Pengaruh lingkungan keluarga dan ketersediaan sumber belajar di rumah terhadap prestasi belajar siswa pada mata pelajaran akuntansi di sekolah menengah atas negeri 2 Malan g / Veby Eka Lestari

 

ABSTRAK Lestari Eka, Veby. 2009. Pengaruh Lingkungan Keluarga dan Kertersediaan Sumber Belajar di Rumah terhadap Prestasi Belajar Siswa pada Mata Pelajaran Akuntansi di Sekolah Menengah Atas Negeri 2 Malang. Skripsi, Jurusan Pendidikan Akunntansi, Fakultas Ekonomi, Universitas Negeri Malang. Pembimbing: (1) Sumadi, Drs., SE., M.M (2) Suparti Dra., M.P Kata kunci: Lingkungan Keluarga, Ketersediaan Sumber Belajar, dan Prestasi Belajar Siswa. Presatasi belajar merupakan hasil belajar siswa yang diperoleh siswa dalam menyerap atau menerima ilmu pengetahuan dan materi pelajaran yang diberikan oleh guru selama proses belajar mengajar yang biasanya ditunjukkan dalam bentuk tes atau angka nilai.
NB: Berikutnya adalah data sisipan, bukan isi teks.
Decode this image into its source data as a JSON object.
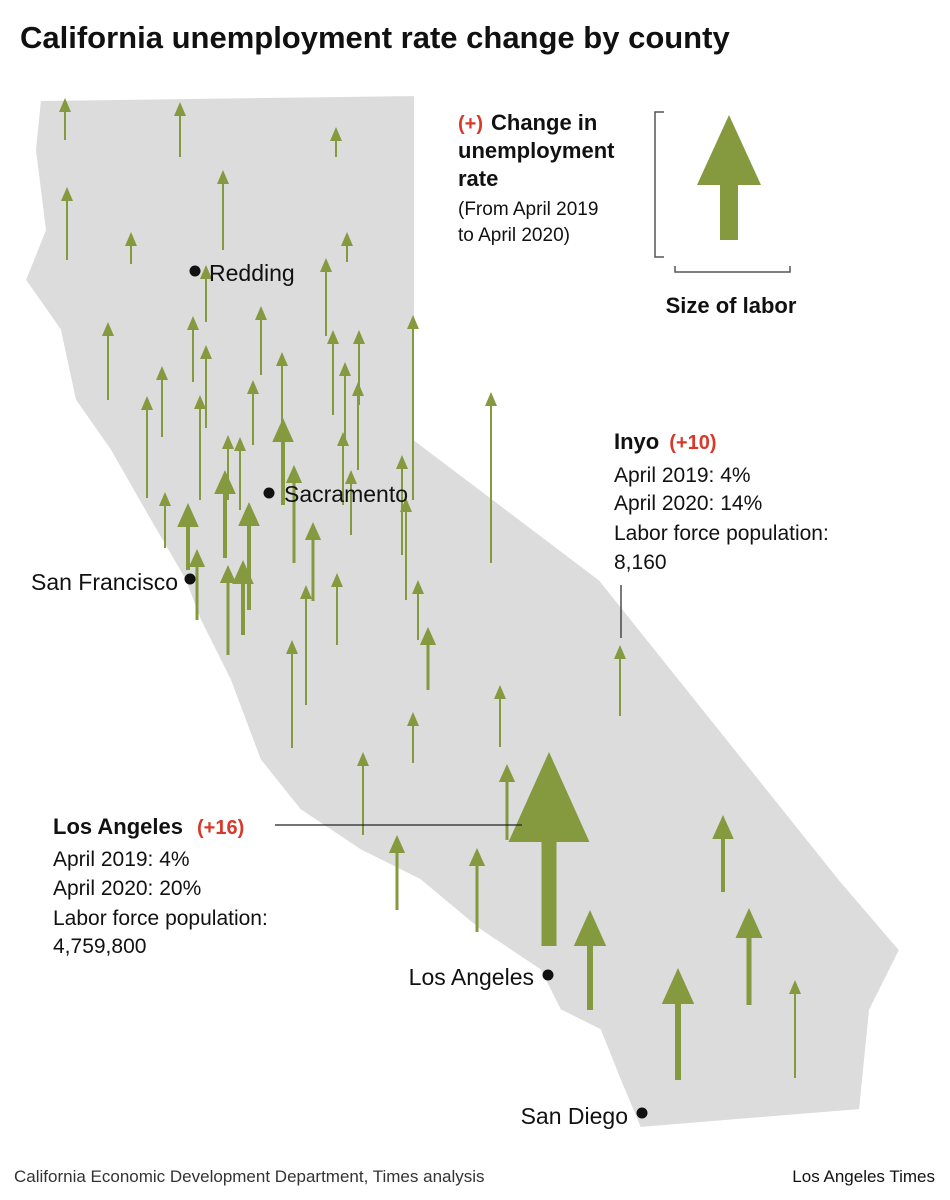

Terdapat beberapa faktor yang dapat mempengaruhi prestasi belajar siswa antara lain yaitu lingkungan keluarga dan ketersediaan sumber belajar di rumah. Semakin tinggi ketersediaan sumber belajar akan berkontribusi terhadap meningkatnya prestasi belajar siswa atau sebaliknya. Dan semakin baik lingkungan keluarga akan berkontribusi terhadap meningkatnya prestasi belajar siswa atau sebaliknya. Dengan demikian, penelitian ini mengkaji tentang pengaruh lingkungan keluarga dan ketersedian sumber belajar terhadap prestasi belajar siswa Mata Pelajaran Akuntansi di SMA Negeri 2 Malang. Tujuan dilakukan penelitian ini adalah mengetahui bagaimana pengaruh lingkungan keluarga dan ketersediaan sumber belajar di rumah terhadap prestasi belajar siswa secara parsial maupun simultan di SMA Negeri 2 Malang. Rancangan penelitian yang digunakan adalah analisis deskriptif. Teknik pengumpulan data yang digunakan adalah wawancara, dokumentasi dan kuesioner (angket). Sampel dalam penelitian berjumlah 60 siswa. Metode analisa data yang digunakan adalah analisa regresi linier berganda dengan uji asumsi klasik. Hasil penelitian ini menunjukkan bahwa: 1) Ada pengaruh lingkungan keluarga terhadap prestasi belajar siswa pada mata pelajaran Akuntansi di SMA Negeri 2 Malang, dan 2) Ada pengaruh ketersediaan sumber belajar terhadap prestasi belajar siswa mata pelajaran Akuntansi di SMA Negeri 2 Malang. Berdasarkan hasil penelitian tersebut, ditarik kesimpulan Bahwa lingkungan keluarga sangat berpengaruh terhadap prestasi belajar siswa dan ketersediaan sumber bealajar sangat mempengaruhi prestasi belajar siswa sehingga dengan kondisi seperti ini diharapkan siswa dan orang tua mengerti akan pentingnya dorongan dan motivasi untuk belajar.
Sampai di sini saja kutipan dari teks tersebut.